Summary of effects of carvacrol and cymene on different parameters in this study^a

Antimicrobial agent	Log Po/w	Log Pmembrane/buffer	Membrane expansion	Effect on:
				Membrane potential	ΔpH	ATP	Growth
Carvacrol	3.64	3.26	+	++	++	++	++
Cymene	4.10	ND	++	+	−	−	−

^aND, not determined; ++, strong effect, +, effect; −, no effect.

FIG. 8.

Schematic overview of the hypothesized activity of carvacrol. Undissociated carvacrol diffuses through the cytoplasmic membrane towards the cytoplasm and dissociates, thereby releasing its proton to the cytoplasm. It then returns undissociated by carrying a potassium ion (or other cation) from the cytoplasm, which is transported through the cytoplasmic membrane to the external environment. A proton is taken up, and carvacrol in the protonated form diffuses again through the cytoplasmic membrane and dissociates by releasing a proton to the cytoplasm.

The above-described hypothesis is supported by the results with menthol, carvacrol methyl ester, and thymol. Although menthol has a hydroxyl group, it does not possess high antimicrobial activity. This lack is caused by the absence of a system of delocalized electrons (double bonds) and, consequently, the inability of the hydroxyl group to release its proton. Although the log P value of menthol is not known, it is expected to be higher than the log P of carvacrol because introduction of a system of delocalized electrons (as in carvacrol) lowers the P. This finding indicates that the reduced antimicrobial activity of menthol is not caused by a reduced partition of menthol in the membrane compared to that of carvacrol.
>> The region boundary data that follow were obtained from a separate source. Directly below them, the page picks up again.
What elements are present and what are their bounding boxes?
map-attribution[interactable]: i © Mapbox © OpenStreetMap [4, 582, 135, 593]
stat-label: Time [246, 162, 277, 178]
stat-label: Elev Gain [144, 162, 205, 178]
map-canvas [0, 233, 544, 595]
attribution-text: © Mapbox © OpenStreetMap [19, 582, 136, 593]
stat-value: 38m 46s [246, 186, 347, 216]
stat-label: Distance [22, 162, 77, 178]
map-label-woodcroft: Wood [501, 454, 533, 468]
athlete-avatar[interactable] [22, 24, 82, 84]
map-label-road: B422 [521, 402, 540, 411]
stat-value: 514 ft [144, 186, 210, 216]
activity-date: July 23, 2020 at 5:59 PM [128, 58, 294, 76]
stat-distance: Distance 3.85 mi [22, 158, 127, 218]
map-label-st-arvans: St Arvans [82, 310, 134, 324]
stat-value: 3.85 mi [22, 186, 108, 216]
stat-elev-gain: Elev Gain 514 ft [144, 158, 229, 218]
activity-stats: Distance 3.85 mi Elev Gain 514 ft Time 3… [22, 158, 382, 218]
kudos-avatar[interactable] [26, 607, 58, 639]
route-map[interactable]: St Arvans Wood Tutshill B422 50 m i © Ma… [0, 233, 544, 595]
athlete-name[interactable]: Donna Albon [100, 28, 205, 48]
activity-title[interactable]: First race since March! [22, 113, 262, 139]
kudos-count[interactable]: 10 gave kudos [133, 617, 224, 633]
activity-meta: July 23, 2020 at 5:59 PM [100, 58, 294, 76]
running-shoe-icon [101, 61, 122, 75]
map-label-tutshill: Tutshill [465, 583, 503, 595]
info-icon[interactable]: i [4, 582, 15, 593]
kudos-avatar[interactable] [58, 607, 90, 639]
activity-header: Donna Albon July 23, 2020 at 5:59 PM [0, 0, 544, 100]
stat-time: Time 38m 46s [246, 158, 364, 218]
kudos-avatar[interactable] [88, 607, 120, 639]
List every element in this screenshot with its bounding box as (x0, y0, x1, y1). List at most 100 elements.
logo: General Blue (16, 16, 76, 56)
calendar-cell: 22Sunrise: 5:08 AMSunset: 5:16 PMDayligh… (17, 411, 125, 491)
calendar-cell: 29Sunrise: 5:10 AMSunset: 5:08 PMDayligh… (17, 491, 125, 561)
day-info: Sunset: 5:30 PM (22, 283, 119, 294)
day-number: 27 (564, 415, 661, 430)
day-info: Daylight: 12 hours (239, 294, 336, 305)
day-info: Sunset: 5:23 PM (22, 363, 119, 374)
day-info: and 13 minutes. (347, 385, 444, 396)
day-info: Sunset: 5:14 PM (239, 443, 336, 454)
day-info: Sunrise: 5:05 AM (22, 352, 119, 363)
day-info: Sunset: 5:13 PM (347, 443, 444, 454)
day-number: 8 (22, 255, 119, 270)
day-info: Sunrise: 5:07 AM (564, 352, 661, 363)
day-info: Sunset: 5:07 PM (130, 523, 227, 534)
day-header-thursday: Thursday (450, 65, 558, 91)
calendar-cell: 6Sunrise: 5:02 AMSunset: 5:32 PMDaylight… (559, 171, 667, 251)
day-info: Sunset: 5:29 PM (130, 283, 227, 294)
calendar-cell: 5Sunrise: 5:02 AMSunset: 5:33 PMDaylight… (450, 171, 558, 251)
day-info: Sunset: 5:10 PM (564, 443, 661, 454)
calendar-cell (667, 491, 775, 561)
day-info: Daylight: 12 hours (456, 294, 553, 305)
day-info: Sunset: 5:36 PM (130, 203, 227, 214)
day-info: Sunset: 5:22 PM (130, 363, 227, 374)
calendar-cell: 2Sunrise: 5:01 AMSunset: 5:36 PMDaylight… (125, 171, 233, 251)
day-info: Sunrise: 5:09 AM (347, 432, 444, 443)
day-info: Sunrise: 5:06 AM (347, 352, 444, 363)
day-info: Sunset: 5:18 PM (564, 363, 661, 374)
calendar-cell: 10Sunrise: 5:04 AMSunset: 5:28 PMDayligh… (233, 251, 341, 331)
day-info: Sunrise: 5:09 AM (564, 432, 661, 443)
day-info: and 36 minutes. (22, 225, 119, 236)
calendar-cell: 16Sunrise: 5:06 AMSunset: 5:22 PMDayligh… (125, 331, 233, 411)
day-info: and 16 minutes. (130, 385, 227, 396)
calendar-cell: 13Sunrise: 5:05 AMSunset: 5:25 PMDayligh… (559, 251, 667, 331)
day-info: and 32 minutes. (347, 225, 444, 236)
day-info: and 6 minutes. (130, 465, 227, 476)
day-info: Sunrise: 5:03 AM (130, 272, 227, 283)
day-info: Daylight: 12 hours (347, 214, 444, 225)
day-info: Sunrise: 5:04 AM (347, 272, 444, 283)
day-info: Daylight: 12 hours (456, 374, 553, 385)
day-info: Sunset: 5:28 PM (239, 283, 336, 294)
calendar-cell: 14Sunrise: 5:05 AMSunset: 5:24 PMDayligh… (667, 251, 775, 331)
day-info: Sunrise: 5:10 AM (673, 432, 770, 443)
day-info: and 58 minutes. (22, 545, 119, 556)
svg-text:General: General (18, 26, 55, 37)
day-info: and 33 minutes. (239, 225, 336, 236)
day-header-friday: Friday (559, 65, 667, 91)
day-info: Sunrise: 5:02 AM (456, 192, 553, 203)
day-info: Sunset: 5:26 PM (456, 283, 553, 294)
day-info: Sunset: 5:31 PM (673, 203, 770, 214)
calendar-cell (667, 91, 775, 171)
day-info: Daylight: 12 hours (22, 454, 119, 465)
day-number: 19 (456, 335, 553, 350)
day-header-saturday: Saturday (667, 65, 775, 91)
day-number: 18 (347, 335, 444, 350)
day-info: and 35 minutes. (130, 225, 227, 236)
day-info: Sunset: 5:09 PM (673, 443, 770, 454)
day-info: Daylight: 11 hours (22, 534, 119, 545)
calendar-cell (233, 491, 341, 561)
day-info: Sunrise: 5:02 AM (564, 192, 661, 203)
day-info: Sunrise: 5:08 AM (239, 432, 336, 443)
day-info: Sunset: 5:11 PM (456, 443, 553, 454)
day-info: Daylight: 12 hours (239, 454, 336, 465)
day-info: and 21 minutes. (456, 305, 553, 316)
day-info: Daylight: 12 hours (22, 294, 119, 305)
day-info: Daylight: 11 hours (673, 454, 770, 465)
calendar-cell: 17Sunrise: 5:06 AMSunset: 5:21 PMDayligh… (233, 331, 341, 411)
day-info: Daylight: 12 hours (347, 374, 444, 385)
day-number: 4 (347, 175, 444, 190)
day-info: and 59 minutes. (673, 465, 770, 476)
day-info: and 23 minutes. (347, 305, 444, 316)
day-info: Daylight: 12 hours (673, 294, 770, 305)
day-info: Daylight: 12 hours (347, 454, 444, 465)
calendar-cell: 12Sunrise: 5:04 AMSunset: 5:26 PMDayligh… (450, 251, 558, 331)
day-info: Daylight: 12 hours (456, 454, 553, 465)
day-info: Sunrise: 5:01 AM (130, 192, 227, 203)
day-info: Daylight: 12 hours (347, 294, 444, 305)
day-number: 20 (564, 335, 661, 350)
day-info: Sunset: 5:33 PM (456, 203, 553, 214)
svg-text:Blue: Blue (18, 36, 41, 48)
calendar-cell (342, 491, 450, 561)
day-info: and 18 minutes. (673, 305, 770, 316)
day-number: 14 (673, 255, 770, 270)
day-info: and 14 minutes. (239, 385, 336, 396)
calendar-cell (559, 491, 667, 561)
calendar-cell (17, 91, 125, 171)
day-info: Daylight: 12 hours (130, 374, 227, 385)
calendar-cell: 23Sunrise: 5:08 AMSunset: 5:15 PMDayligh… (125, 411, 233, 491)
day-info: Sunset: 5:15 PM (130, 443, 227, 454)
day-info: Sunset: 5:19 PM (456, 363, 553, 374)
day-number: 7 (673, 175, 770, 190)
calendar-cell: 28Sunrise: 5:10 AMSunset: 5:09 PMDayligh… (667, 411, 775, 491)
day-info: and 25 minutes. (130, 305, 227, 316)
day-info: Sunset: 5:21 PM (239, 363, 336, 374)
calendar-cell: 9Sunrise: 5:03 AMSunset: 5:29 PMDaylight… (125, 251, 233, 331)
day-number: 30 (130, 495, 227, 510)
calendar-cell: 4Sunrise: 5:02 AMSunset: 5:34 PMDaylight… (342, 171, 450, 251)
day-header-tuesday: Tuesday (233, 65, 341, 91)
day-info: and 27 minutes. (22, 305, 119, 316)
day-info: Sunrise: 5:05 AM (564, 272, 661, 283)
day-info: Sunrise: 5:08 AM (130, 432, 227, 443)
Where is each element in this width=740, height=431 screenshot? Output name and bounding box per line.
Like menthol, carvacrol methyl ester does not have the ability to release a proton and is therefore not antimicrobial. Similar to carvacrol, thymol contains both a hydroxyl group and a system of delocalized electrons and was found to possess strong antimicrobial activity. It was described earlier that the hydroxyl group (bound to a benzene ring) is important for the activities of some antimicrobial compounds and that these activities are enhanced by the presence of α-β double bonds (3, 11, 17, 20). Salih et al. (19) showed that hydroxycinnamic acids showed antimicrobial activities even though their esters were not active.
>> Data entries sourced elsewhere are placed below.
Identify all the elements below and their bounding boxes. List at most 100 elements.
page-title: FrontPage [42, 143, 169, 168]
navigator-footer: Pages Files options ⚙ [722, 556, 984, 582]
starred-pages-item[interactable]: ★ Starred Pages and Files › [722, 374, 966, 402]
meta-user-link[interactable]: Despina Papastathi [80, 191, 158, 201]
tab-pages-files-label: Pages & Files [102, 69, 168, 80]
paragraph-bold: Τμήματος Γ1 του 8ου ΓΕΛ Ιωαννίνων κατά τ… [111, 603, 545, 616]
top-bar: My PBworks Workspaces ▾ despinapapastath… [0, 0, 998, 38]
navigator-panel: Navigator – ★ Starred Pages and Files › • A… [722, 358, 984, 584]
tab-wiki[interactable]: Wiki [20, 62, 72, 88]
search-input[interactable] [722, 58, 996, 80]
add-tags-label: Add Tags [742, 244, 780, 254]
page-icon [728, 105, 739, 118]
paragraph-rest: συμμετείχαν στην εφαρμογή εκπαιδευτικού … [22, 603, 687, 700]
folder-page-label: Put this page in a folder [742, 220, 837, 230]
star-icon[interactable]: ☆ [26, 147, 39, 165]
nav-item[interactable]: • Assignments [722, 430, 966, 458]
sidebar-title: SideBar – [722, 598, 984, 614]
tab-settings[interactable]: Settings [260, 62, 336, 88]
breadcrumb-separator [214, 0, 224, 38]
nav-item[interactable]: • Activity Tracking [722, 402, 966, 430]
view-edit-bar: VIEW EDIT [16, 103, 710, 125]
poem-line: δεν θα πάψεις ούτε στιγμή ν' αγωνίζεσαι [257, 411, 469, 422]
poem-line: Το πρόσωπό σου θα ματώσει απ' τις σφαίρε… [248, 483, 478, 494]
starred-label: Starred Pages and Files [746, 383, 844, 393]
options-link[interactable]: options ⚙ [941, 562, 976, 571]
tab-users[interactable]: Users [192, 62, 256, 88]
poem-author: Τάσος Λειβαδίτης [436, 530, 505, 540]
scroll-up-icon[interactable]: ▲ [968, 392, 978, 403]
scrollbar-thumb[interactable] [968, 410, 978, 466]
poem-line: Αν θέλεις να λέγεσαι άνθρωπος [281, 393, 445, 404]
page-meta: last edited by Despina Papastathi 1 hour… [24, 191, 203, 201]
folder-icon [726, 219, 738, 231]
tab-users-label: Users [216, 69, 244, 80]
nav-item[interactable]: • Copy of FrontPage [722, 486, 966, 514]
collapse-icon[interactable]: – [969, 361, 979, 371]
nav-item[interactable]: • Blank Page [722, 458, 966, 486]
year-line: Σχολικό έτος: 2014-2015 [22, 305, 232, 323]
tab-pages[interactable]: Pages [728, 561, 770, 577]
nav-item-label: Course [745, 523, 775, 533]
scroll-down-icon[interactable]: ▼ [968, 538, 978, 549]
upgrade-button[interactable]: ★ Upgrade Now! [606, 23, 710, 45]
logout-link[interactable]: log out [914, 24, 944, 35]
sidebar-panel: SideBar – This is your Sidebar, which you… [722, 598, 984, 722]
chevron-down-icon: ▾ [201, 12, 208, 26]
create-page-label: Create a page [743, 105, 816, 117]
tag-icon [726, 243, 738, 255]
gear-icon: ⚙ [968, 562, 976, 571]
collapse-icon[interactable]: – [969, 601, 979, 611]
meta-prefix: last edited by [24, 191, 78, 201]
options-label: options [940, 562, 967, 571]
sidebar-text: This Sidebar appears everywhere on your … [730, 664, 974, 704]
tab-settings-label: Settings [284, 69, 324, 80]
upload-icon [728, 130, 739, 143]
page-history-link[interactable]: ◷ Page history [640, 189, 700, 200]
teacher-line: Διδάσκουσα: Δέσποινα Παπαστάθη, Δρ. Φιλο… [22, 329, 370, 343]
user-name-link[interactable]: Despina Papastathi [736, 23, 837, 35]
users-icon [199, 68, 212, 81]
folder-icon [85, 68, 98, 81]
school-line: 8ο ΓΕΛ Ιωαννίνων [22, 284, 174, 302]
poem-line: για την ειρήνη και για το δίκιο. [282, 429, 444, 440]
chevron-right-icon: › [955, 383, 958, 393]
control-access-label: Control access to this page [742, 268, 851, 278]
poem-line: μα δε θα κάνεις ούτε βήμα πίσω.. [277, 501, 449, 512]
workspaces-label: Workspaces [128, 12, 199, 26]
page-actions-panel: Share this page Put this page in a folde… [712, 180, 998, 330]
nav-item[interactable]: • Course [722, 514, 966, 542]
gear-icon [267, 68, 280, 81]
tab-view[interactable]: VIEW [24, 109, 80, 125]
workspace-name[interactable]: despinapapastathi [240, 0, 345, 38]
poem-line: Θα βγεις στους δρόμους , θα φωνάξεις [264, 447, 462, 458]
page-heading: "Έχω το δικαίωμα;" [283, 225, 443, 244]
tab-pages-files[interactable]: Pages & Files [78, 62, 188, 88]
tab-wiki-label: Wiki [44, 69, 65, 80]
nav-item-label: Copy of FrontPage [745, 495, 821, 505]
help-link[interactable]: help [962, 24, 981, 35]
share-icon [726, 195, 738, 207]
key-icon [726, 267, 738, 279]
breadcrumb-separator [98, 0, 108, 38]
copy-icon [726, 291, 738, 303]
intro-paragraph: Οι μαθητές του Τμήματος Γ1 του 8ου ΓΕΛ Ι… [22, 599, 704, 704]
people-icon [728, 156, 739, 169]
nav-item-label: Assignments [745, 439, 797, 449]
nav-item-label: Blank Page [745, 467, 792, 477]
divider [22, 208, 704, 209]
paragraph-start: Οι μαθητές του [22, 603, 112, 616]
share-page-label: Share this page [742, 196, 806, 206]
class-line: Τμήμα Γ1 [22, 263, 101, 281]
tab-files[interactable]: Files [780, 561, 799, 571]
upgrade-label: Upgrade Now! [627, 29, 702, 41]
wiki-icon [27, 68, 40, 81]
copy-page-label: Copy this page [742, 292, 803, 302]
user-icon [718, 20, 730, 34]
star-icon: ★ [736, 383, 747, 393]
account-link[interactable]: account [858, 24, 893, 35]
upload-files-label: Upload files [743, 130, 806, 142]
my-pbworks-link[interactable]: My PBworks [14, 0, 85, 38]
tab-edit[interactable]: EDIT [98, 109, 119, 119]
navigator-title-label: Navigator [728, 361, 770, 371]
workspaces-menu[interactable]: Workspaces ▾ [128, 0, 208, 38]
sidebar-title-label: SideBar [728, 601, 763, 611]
The synergistic activity between carvacrol and cymene has been described previously (27). Based on the knowledge obtained in the present study, we conclude that cymene probably acts synergistically with carvacrol by expanding the membrane, which results in the destabilization of the membrane. This supports the possible role of carvacrol as an exchanger of cations.
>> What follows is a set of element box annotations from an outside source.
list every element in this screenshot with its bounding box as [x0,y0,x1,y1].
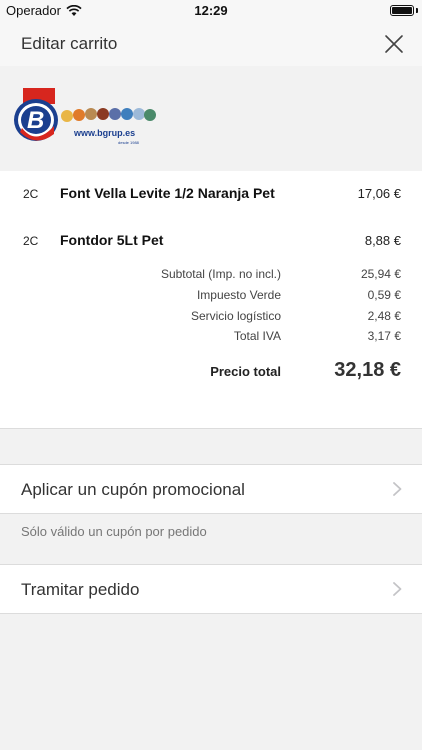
item-price: 17,06 € [357,186,401,201]
bgrup-logo: B www.bgrup.es desde 1988 [14,86,164,156]
cart-item-row[interactable]: 2C Fontdor 5Lt Pet 8,88 € [0,227,422,257]
summary-row-vat: Total IVA 3,17 € [0,329,422,347]
logo-url-text: www.bgrup.es [74,128,136,138]
summary-value: 25,94 € [360,267,401,281]
cart-item-row[interactable]: 2C Font Vella Levite 1/2 Naranja Pet 17,… [0,180,422,210]
summary-value: 0,59 € [367,288,401,302]
battery-icon [390,5,414,16]
battery-tip [416,8,418,13]
summary-label: Impuesto Verde [196,288,281,302]
svg-text:B: B [27,107,44,134]
summary-row-subtotal: Subtotal (Imp. no incl.) 25,94 € [0,267,422,285]
item-name: Font Vella Levite 1/2 Naranja Pet [60,185,275,201]
bgrup-logo-graphic: B [14,88,156,141]
order-summary-card: 2C Font Vella Levite 1/2 Naranja Pet 17,… [0,171,422,429]
status-bar: Operador 12:29 [0,0,422,22]
summary-row-green-tax: Impuesto Verde 0,59 € [0,288,422,306]
summary-value: 2,48 € [367,309,401,323]
item-quantity: 2C [23,234,39,248]
total-price: 32,18 € [334,359,401,381]
checkout-cell[interactable]: Tramitar pedido [0,564,422,614]
summary-label: Servicio logístico [190,309,281,323]
summary-row-logistics: Servicio logístico 2,48 € [0,309,422,327]
close-icon [385,35,403,53]
page-title: Editar carrito [21,34,118,53]
logo-since-text: desde 1988 [118,140,139,145]
item-quantity: 2C [23,187,39,201]
navigation-bar: Editar carrito [0,22,422,66]
summary-value: 3,17 € [367,329,401,343]
total-row: Precio total 32,18 € [0,358,422,386]
item-name: Fontdor 5Lt Pet [60,232,164,248]
close-button[interactable] [382,32,406,56]
checkout-label: Tramitar pedido [21,580,140,599]
chevron-right-icon [393,482,402,496]
apply-coupon-cell[interactable]: Aplicar un cupón promocional [0,464,422,514]
status-time: 12:29 [194,3,228,18]
summary-label: Subtotal (Imp. no incl.) [160,267,281,281]
coupon-note: Sólo válido un cupón por pedido [21,524,207,539]
apply-coupon-label: Aplicar un cupón promocional [21,480,245,499]
summary-label: Total IVA [233,329,281,343]
item-price: 8,88 € [364,233,401,248]
total-label: Precio total [210,364,281,379]
brand-header: B www.bgrup.es desde 1988 [0,66,422,172]
chevron-right-icon [393,582,402,596]
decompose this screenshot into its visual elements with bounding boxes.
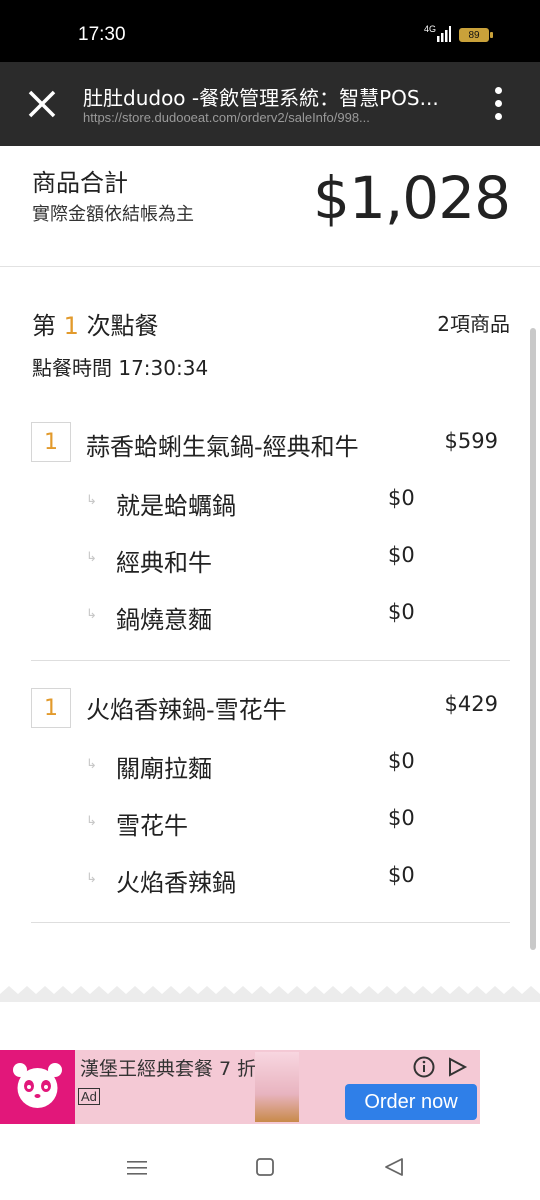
sub-item-name: 火焰香辣鍋 xyxy=(116,869,236,897)
ad-banner[interactable]: 漢堡王經典套餐 7 折起 Ad Order now xyxy=(0,1050,480,1124)
recent-apps-icon[interactable] xyxy=(127,1160,147,1176)
scrollbar[interactable] xyxy=(530,328,536,950)
sub-item-name: 關廟拉麵 xyxy=(116,755,212,783)
ad-label: Ad xyxy=(78,1088,100,1105)
status-bar: 17:30 4G 89 xyxy=(0,0,540,62)
back-icon[interactable] xyxy=(384,1157,404,1177)
receipt-zigzag-edge xyxy=(0,986,540,1002)
item-price: $429 xyxy=(444,692,498,716)
summary-note: 實際金額依結帳為主 xyxy=(32,204,194,225)
item-divider xyxy=(31,660,510,661)
sub-item-price: $0 xyxy=(388,486,415,510)
order-round-title: 第 1 次點餐 xyxy=(32,306,159,341)
network-indicator: 4G xyxy=(424,24,437,34)
item-quantity: 1 xyxy=(31,422,71,462)
status-time: 17:30 xyxy=(78,24,126,45)
summary-total: $1,028 xyxy=(313,164,511,232)
system-navigation-bar xyxy=(0,1130,540,1200)
order-number: 1 xyxy=(63,312,79,340)
sub-item-price: $0 xyxy=(388,543,415,567)
page-title: 肚肚dudoo -餐飲管理系統：智慧POS... xyxy=(83,86,439,110)
adchoices-icon[interactable] xyxy=(446,1056,468,1078)
item-price: $599 xyxy=(444,429,498,453)
sub-item-name: 就是蛤蠣鍋 xyxy=(116,492,236,520)
order-prefix: 第 xyxy=(32,312,56,340)
sub-item-arrow-icon: ↳ xyxy=(86,757,97,772)
battery-icon: 89 xyxy=(459,28,493,42)
item-divider xyxy=(31,922,510,923)
close-icon[interactable] xyxy=(24,86,60,122)
item-quantity: 1 xyxy=(31,688,71,728)
sub-item-price: $0 xyxy=(388,600,415,624)
sub-item-price: $0 xyxy=(388,863,415,887)
foodpanda-logo xyxy=(0,1050,75,1124)
item-count: 2項商品 xyxy=(437,312,510,336)
sub-item-price: $0 xyxy=(388,806,415,830)
order-summary: 商品合計 實際金額依結帳為主 $1,028 xyxy=(0,146,540,267)
order-now-button[interactable]: Order now xyxy=(345,1084,477,1120)
sub-item-arrow-icon: ↳ xyxy=(86,814,97,829)
item-name: 蒜香蛤蜊生氣鍋-經典和牛 xyxy=(86,433,359,461)
info-icon[interactable] xyxy=(413,1056,435,1078)
more-options-icon[interactable] xyxy=(488,84,508,124)
ad-product-image xyxy=(255,1052,299,1122)
home-icon[interactable] xyxy=(256,1158,274,1176)
item-name: 火焰香辣鍋-雪花牛 xyxy=(86,696,287,724)
ad-text: 漢堡王經典套餐 7 折起 xyxy=(80,1058,276,1080)
sub-item-name: 雪花牛 xyxy=(116,812,188,840)
sub-item-arrow-icon: ↳ xyxy=(86,550,97,565)
browser-app-bar: 肚肚dudoo -餐飲管理系統：智慧POS... https://store.d… xyxy=(0,62,540,146)
sub-item-arrow-icon: ↳ xyxy=(86,607,97,622)
sub-item-name: 鍋燒意麵 xyxy=(116,606,212,634)
sub-item-name: 經典和牛 xyxy=(116,549,212,577)
signal-icon xyxy=(437,26,451,42)
sub-item-arrow-icon: ↳ xyxy=(86,493,97,508)
order-suffix: 次點餐 xyxy=(86,312,159,340)
sub-item-arrow-icon: ↳ xyxy=(86,871,97,886)
summary-label: 商品合計 xyxy=(32,169,128,197)
panda-icon xyxy=(13,1063,62,1108)
sub-item-price: $0 xyxy=(388,749,415,773)
order-time: 點餐時間 17:30:34 xyxy=(32,356,209,380)
page-url: https://store.dudooeat.com/orderv2/saleI… xyxy=(83,110,370,125)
In conclusion, although both carvacrol and cymene cause destabilization of the membrane and a decrease in the membrane potential, the antimicrobial activity of carvacrol is most probably caused by an additional decrease in the ΔpH as a result of the presence of a hydroxyl group and a system of delocalized electrons. If we suppose that metabolism is aerobic, these events result in the absence of a proton motive force and, consequently, no more ATP can be synthesized. Depletion of ATP pools leads to impairment of essential processes in the cell and finally to cell death.